One of the biggest issues from training is muscle soreness, the dreaded DOMS. Delayed Onset Muscular Soreness is a condition that occurs after exercise as a result of micro tears within the muscle during the muscle rebuilding phase. Pain or discomfort is often felt 24 to 72 hours after exercising and will subside generally within two to three days (extreme cases, a little longer). Assuming you are training hard enough, and at IAP you do, DOMS is going to affect you and your recovery process. This is a concern for a lot of people; the pain in the legs while sitting down and standing up, the soreness through the chest and arms when reaching back, and the general stiffness through your back muscles. We have all felt it and know how it effects our daily activities outside of exercising. Now what can be done to minimize this pain and soreness as much as possible?…. A number of things!
Self Myofascial Release (Foam Rolling)
Foam rolling is a self massage technique used to improve flexibility, function, performance, reduce injuries, and recover from muscle soreness. By simply using your own body weight to roll on a round foam roll, you can massage away pain and any restrictions to allowing your muscle to extend properly. There are a variety of positions used with the foam roll to target the major muscle groups affected by DOMS. A few simple guidelines include:
- Spend about one to two minutes rolling on each of the most affected areas.
- When a lot of pain is found, stop rolling and rest on the painful area for up to 45 seconds. Resting will help reduce muscular tension and pain.
- Try to foam roll each day if possible or if soreness is still present.
Hot Cold Contrast Therapy
Hot cold contrast therapy is a very simple concept based on the fact that cold is used to relieve pain and heat is used to induce relaxation. Heat will cause expansion and cold will cause contraction. What this technically means is that heat is used as a vasodilator (brings nutrient rich blood to surface areas) and cold as a vasoconstrictor (drives blood to the body’s core). When used for therapy and recovery, pain reduction occurs because the body’s pain receptors are particularly sensitive to temperature changes. Variations in heat and cold momentarily distract the brain from sending or receiving pain messages.
Methods of hot cold contrast therapy can vary depending on where you are and what equipment you have access too. To keep it simple, all you will need is a shower! The steps are:
- Run hot water and spin around allowing the water to heat all of your muscles and simply target the most affected areas for one to two minutes. Remember, the water does not need to be scolding hot. Between 100 and 115 degrees is the recommended range.
- After one to two minutes of hot water, simply switch to cold water and repeat the same process. Temperature range should be 40 to 65 degrees.
- Continue one to two minutes of hot then cold five times to complete your hot cold contrast.
Active Recovery – Cardiovascular Exercise
Cardio exercise can help improve recovery time. By simply doing some circulation type movements to increase the heart rate and get the blood pumping and an active dynamic warm up is going to aid in the recovery process. Rather than sitting around and not moving because you are sore, do something about it! Be active. Plan something out for a cardiovascular workout. Maybe you can go for a run on the treadmill, or use the step-mill, elliptical, bicycle. As far as using machines, your options are endless. Other ways outside of the gym could be hiking, jogging, cycling, something that is active, which you enjoy and that will get your heart rate up. That is the key, getting the blood moving through the body to clear any waste products built up from training.

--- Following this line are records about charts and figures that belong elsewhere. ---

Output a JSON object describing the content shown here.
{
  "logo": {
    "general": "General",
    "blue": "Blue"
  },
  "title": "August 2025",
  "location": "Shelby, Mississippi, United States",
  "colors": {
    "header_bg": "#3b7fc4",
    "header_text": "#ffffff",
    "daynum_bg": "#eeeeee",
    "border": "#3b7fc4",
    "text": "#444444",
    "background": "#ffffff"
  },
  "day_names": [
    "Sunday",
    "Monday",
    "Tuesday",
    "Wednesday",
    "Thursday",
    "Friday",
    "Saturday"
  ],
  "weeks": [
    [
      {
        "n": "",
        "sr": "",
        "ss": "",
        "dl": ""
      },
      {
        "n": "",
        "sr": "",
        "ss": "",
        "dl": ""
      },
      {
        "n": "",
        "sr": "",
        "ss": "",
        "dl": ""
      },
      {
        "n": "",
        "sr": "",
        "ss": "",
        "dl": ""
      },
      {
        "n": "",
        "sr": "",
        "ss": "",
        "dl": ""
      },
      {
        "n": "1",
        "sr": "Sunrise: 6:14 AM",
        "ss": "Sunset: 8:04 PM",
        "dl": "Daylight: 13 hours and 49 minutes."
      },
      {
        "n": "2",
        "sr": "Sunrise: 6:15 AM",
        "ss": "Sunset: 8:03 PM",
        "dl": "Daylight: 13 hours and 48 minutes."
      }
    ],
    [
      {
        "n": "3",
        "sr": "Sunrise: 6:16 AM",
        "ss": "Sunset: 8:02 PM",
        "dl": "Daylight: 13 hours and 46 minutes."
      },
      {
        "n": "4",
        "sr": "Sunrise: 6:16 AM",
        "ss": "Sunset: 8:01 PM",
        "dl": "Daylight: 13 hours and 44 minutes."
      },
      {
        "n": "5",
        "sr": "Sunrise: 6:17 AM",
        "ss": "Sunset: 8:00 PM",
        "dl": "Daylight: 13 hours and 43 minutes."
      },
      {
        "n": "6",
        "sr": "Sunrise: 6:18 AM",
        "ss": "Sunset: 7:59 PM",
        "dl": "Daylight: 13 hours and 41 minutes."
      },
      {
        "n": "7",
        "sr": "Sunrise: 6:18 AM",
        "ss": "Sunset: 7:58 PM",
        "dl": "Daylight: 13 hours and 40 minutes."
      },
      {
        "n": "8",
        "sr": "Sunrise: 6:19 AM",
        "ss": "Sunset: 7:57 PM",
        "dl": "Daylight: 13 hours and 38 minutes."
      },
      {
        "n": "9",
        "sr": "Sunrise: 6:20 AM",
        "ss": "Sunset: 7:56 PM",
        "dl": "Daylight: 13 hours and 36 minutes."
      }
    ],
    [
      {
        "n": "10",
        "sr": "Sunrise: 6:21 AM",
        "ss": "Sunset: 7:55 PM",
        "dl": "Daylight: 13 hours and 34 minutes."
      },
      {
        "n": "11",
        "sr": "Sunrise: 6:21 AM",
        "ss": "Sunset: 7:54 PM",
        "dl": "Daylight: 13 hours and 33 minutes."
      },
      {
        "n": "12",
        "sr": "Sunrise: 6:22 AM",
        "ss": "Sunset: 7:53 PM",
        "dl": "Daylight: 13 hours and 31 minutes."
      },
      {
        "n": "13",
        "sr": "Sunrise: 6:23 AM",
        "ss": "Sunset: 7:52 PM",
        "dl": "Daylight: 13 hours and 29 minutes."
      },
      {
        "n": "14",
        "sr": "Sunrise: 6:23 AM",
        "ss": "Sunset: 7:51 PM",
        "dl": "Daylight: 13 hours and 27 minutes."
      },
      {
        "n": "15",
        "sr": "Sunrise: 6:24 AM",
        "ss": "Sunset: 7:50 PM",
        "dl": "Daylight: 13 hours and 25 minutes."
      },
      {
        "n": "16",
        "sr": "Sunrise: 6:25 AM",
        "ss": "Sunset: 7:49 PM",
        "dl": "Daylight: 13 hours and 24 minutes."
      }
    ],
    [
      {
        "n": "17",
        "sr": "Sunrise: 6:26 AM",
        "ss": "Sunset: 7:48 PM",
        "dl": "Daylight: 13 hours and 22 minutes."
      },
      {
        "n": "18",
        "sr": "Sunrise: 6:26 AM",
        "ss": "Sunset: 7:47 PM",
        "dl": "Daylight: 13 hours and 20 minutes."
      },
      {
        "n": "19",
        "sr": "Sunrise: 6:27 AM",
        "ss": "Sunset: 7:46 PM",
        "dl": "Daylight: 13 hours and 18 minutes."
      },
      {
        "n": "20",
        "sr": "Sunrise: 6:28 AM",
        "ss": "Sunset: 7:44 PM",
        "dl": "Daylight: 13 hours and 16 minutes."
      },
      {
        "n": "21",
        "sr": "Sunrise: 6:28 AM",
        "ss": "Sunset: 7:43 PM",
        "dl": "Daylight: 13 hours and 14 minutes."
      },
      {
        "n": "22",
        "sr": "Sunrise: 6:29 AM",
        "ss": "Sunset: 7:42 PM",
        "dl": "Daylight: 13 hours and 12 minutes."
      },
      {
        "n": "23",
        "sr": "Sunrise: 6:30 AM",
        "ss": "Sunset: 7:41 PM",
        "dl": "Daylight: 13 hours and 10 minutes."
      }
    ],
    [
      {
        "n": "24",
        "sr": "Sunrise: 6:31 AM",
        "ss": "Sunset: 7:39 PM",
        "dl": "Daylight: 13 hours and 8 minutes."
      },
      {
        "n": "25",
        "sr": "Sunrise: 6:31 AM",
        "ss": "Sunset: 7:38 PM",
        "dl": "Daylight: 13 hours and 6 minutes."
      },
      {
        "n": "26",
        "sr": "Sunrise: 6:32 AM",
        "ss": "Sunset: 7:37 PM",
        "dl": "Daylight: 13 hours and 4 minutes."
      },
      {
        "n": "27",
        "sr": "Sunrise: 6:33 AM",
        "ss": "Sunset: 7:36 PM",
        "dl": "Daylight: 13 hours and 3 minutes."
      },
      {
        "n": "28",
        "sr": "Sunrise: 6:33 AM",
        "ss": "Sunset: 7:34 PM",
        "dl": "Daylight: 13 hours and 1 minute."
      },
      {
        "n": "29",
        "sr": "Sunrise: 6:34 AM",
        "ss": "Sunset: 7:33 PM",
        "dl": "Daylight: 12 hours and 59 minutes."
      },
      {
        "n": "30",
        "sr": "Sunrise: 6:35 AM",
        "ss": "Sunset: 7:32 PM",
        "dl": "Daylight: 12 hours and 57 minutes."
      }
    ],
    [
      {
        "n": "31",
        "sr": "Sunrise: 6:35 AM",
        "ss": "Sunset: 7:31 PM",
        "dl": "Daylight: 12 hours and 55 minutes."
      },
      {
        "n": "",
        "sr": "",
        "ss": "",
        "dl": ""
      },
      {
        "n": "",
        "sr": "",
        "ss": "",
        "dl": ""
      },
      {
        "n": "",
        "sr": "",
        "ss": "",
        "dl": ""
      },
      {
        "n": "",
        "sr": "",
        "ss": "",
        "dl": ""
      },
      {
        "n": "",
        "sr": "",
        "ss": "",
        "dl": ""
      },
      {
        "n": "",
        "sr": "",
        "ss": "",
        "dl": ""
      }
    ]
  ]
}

Static Stretching and YOGA
One more option to aid in the recovery process and decrease soreness is stretching. Along with increasing flexibility, stretching can decrease DOMS. Outside of the five to fifteen minutes spent post workout stretching, try doing some on your non training days. If exercise isn’t an option for the day, try to at the least get in some stretching. A few simple guidelines can be holding a specific stretch for ten seconds, relaxing for a few and then repeating this process five time son that specific stretch. Within each set of ten seconds, try to increase your range of motion for a deeper stretch.
Have you tried out a yoga class yet?! Do so… The benefits of yoga are phenomenal. Outside of increased flexibility, your stress levels can be lowered helping you become more relaxed. This will all also help prevent the overtraining stimulus. Now you may be a little nervous about trying a yoga class out with seeing all the random positions and all, but give it a try. Be open minded, and understand that this recommendation is to help you and the soreness factor, not make things worse.